Salma sentit ses entrailles remuer et son estomac se nouer. Ses larmes ne tarissaient pas.  

« Quant à cette question d’autorité, Dieu a incombé des responsabilités aux hommes. Il ne  s’agit pas là de supériorité de l’homme, mais bien de devoir. Les hommes doivent protéger les 

femmes, veiller à leur bien-être. Peu après la mort du Prophète (SAW) béni, des hommes  dissidents ont voulu porter atteinte à l’honneur d’une femme. Ils ont pour cela accroché sa  robe sans qu’elle ne s’en aperçoive, pendant qu’elle faisait ses courses au marché. Si bien que  lorsqu’elle s’avança, son habit se déchira laissant paraître sa nudité. Les hommes de sa  communauté levèrent une armée pour elle. Tu vois, en Islam tout est question d’équité. Nous  avons des droits sur vous et vous avez des droits sur nous. Dieu, manifestation de la Vérité,  n’aime pas l’injustice. »  

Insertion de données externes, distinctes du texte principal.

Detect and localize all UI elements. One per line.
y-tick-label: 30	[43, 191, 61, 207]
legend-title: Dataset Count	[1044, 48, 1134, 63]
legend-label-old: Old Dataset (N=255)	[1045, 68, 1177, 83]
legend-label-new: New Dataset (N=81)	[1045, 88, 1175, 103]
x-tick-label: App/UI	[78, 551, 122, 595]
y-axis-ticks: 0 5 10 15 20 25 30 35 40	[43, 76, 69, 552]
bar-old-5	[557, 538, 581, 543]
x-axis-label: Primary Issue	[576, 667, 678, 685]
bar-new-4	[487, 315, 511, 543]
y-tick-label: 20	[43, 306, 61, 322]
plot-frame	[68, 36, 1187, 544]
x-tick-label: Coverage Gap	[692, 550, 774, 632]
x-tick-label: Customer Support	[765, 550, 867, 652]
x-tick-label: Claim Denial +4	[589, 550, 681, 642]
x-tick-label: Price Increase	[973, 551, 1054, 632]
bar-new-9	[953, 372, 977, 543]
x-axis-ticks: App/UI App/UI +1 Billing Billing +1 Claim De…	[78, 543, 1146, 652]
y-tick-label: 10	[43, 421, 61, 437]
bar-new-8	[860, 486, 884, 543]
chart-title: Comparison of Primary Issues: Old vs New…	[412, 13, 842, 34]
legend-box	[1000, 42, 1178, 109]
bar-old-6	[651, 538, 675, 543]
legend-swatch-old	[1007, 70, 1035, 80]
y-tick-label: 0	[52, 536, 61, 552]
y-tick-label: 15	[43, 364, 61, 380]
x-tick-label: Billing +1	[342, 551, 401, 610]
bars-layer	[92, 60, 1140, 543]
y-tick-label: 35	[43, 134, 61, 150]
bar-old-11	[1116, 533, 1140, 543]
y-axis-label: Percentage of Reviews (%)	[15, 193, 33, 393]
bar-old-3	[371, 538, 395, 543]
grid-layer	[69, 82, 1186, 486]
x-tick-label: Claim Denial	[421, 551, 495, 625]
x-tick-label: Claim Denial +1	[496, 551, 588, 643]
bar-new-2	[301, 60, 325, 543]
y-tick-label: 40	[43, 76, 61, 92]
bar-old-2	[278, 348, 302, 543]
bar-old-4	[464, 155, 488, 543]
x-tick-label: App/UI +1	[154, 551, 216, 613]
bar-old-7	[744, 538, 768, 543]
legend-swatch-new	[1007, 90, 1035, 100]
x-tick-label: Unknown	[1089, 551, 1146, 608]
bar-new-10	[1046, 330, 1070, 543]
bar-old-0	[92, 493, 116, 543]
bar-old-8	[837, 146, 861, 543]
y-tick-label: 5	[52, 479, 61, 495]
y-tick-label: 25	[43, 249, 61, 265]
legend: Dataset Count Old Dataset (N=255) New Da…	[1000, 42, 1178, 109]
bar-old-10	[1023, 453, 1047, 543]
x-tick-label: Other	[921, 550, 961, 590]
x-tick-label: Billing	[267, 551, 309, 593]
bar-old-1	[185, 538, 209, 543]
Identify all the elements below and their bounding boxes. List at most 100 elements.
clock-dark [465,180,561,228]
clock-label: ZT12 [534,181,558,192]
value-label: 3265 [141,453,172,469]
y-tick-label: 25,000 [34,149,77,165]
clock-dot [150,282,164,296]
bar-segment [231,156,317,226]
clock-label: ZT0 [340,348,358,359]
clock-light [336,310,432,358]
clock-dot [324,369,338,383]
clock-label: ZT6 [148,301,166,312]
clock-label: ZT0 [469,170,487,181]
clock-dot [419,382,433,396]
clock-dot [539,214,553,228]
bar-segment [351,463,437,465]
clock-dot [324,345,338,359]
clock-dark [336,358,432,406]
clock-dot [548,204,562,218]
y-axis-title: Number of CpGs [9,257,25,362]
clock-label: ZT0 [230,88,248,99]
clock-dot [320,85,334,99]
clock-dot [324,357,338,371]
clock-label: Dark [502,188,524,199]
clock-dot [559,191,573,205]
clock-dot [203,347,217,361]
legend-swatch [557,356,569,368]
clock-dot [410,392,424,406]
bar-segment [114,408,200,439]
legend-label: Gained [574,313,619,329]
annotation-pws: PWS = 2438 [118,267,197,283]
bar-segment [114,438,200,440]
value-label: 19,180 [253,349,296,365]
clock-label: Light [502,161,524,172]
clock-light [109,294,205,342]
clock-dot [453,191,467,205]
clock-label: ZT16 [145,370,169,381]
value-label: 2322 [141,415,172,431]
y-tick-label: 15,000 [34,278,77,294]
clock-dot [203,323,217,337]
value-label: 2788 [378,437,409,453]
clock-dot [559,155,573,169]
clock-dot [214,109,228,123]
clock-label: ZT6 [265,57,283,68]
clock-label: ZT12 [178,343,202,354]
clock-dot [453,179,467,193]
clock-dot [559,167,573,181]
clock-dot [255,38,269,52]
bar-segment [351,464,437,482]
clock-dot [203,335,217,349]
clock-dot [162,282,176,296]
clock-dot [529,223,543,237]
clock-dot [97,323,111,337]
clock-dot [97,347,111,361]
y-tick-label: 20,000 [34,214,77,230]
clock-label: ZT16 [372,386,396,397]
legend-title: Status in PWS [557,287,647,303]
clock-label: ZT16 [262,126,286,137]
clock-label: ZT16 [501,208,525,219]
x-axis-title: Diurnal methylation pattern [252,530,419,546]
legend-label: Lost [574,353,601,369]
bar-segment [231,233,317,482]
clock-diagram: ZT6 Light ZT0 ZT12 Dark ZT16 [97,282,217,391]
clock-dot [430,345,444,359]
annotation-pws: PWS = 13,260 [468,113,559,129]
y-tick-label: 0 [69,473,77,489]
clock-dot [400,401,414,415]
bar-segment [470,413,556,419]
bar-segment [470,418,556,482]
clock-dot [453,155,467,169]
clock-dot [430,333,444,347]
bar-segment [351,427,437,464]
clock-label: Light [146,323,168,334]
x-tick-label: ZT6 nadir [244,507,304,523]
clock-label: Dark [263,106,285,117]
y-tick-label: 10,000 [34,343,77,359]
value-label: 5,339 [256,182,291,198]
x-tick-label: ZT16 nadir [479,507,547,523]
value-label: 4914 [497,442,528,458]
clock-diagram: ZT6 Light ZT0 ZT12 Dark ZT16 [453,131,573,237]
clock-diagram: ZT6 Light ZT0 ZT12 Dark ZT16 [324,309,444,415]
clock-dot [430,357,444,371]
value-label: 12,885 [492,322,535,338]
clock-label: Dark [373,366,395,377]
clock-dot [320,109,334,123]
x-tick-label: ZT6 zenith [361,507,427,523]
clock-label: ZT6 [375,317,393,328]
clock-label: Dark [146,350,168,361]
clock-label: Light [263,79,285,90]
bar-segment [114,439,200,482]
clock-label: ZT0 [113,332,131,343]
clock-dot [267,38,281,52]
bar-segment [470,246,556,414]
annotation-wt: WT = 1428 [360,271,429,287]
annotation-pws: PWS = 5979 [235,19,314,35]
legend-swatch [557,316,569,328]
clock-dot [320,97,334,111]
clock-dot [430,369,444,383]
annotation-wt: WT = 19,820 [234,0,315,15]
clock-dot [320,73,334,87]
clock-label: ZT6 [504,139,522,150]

Un ange passa. Le silence était à son paroxysme. Salma, se sentant plus légère, avait  l’impression de s’élever et de toucher les nuages. Elle resta un long moment bouche bée et le  regard dans le vide. L’instant vague et nuageux dissipé, elle revint à elle. Le vieillard n’était plus  là, mais ses pas résonnaient encore dans la mosquée.  

Désormais, rien ni personne n’entraverait son cheminement spirituel.